Friday, March 20, 2009

MOORE or less


Billy Apple has never been one to shy away from controversy. The last time he used public sculpture as subject matter (or in the case of The Wrestlers, the absence of it) a good number of people in Wanganui, appropriately, lost it. Now Apple is going to take a swipe at Henry Moore’s Bronze Form that stands in the Wellington Botanic Garden. From what we have read, it seems that Apple intended to have the work’s protective coating removed, hence the title of his One Day Sculpture event, Less is Moore. It also lines up with his cleaning themed exhibition due to open to the public at the Adam Art Gallery on the same day. We say intended because we have now heard that Apple will not be stripping the protective coating but hiding the sculpture with a billboard.

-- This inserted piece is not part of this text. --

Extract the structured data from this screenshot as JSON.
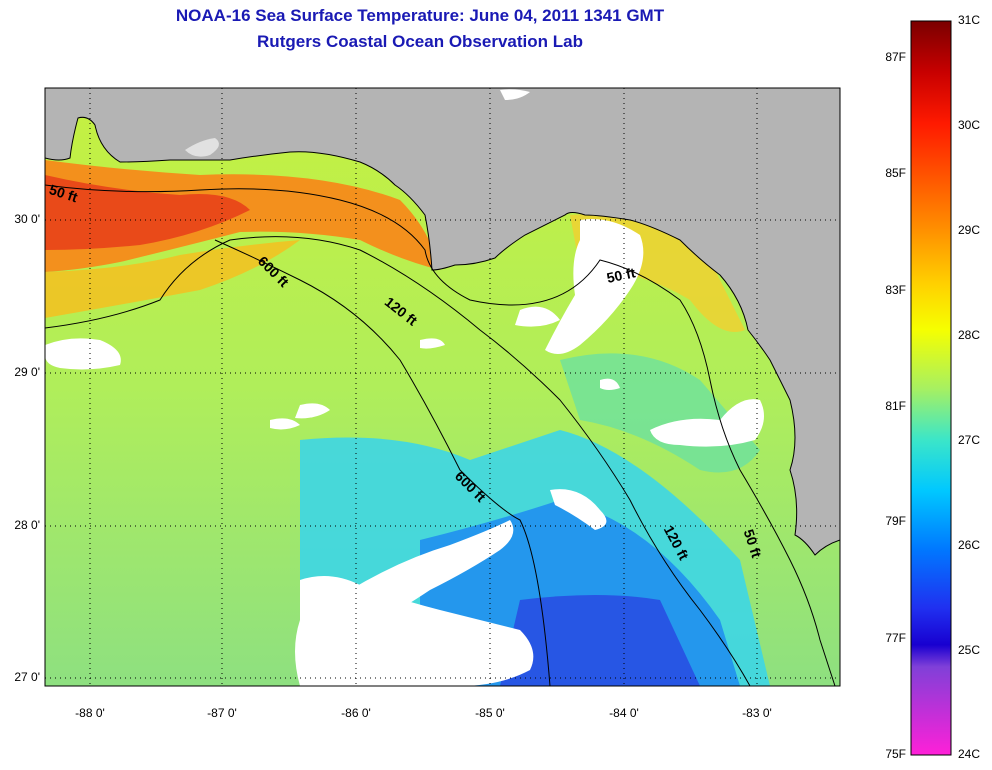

That certainly makes more sense, in conservation terms anyway. It is hard to imagine any conservator in New Zealand who would be bold enough to agree to remove the protective covering from Bronze Form in one day and then walk away leaving it unprotected. There is afterall a virtual industry around the protection of Moore’s many sculptures located around the world.

For instance once a year the National Gallery in Washington “completes an intensive maintenance treatment that preserves the artist's vision and protects the sculpture from the detrimental effects of an outdoor environment “ by rewaxing its Moore sculpture. You can read a description for cleaning and removing the protective layer (“In order to treat every inch of the sculpture, at least six people must work a minimum of three days”) from the National Gallery’s Moore sculpture Knife Edge Mirror Two Piece here, and details on the rewaxing of the J Paul Getty Museum’s version of Bronze Form here.

It appears that to these institutions and their experts that patina is not something that arbitrarily builds up over time, but rather the term used to describe the finish established by the artist when a sculpture is first completed. This patina is then protected from the elements and corrosion. Henry Moore himself was famously hazy on the effects of weather on bronze and his lasses-faire approach was debated at length at the 1995 London conservation conference From Marble to Chocolate: The Conservation of Modern Sculpture and his opinions on the effects of weather on bronze have become an historical footnote in the light of contemporary conservation practice. Like other Henry Moore's the world over, Wellington’s Bronze Form was waxed by an institutional conservator and is probably long overdue for a clean and a new coating.

Bronze Form is a bit of an oddity. Made in the last couple of years of Moore’s life, it is one of three elements that initially made up the monumental sculpture Large Figure in a Shelter. Moore never saw the work cast or the patina selected by his one-time studio assistant (1936-39), sculptor Bernard Meadows (himself 70 at the time), who oversaw the work’s production. There are two copies of the complete sculpture – one at the Henry Moore Foundation and another at the Peace Park in Guernica – plus three other stand-alone forms including the one we have already mentioned at the Getty in Los Angeles.
Image: Left Wellington’s Bronze form waits its turn. Top right, Getty Museum conservators clean Henry Moore’s Bronze Form cotton bud style while below conservators give the Washington Moore its annual rewaxing.